SAS Datasets not only contain data but also a whole lot of metadata information within. The most commonly used information from this metadata is as follows -
- Variable Name
- Variable Label
- Variable Type (num/char)
- Format
- Variable Position
- Length
In SAS, typically the PROC CONTENTS procedure is used by programmers to extract out this dataset level and column/variable level metadata; and it look something like this -
proc contents data = mycas.cars;
run;
If you are trying to read this information using Python, then you have a couple of options, but here we will focus on an amazing Python library called pyreadstat
. Some quick brief about pyreadstat
About pyreadstat
Python package to read sas, spss and stata files into pandas data frames. It is a wrapper for the C library readstat.

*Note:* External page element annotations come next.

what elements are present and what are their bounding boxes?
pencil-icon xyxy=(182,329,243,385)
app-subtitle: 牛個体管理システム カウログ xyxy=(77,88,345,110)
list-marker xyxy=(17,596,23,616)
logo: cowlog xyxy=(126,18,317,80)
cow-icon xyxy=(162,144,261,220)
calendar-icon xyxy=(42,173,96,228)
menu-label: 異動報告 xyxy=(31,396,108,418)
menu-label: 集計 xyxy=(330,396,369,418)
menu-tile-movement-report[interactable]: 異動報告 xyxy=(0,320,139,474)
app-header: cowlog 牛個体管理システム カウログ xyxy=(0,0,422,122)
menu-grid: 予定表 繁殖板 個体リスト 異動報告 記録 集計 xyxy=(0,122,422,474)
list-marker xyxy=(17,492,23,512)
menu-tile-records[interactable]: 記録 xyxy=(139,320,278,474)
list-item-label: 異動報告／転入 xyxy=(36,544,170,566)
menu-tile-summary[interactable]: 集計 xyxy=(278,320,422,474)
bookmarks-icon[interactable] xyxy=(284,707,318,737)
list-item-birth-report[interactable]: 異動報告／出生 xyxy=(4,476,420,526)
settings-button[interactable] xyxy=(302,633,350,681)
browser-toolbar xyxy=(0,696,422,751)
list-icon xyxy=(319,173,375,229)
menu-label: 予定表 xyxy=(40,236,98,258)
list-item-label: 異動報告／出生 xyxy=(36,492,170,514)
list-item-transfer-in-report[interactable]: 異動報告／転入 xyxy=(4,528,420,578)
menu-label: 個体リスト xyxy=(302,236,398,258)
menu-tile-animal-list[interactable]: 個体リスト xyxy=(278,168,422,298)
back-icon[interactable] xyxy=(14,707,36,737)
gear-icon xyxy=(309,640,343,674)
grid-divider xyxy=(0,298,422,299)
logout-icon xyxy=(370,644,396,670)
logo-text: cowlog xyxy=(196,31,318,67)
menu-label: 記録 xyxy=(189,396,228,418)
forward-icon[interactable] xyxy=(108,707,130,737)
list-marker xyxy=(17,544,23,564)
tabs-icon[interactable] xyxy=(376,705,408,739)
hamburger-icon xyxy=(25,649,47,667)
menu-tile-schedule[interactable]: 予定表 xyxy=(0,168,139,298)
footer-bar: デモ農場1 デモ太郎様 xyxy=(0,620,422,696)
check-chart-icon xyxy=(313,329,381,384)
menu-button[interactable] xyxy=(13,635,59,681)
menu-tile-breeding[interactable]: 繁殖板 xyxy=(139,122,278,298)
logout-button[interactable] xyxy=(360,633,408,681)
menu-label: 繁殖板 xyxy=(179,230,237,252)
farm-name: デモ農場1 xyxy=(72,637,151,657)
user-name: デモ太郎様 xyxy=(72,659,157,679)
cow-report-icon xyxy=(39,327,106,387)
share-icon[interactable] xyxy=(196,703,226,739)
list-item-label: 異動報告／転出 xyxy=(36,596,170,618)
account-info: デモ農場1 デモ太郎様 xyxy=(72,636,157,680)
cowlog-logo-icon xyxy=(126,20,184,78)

Let's follow a few steps to understand how pyreadstat
can be used to read SAS dataset metadata in a way that the output looks similar to the SAS Proc Contents output.
Step 1.
Install pyreadstat
on your computer, if you haven't already.
pip install pyreadstat pandas
Step 2.
Start a new program metadata.py
and import this library into the program.
import pyreadstat as prs
import pandas as pd
Step 3.
Invoke the .read_sas7bdat()
function from the prs
object which reads the SAS dataset (data as well as metadata)
ae001, ae001_meta = prs.read_sas7bdat("c:/ae001.sas7bdat")
Step 4.
Initialise an empty pandas dataframe and assign each piece of information as below.
# initalise empty pandas dataframe
df_metadata = pd.DataFrame()
# read column name, labels into the new pandas dataframe
df_metadata["name"] = meta.column_names
df_metadata["label"] = meta.column_labels
Step 5.
Follow the same steps as above to read the remaining information -
- format << meta.original_variable_types
- type << meta.readstat_variable_types
- length << meta.variable_storage_width
This website gives very good detail about the functions and parameters available in pyreadstat
to read SAS datasets.
Hope you found this article useful. Happy coding!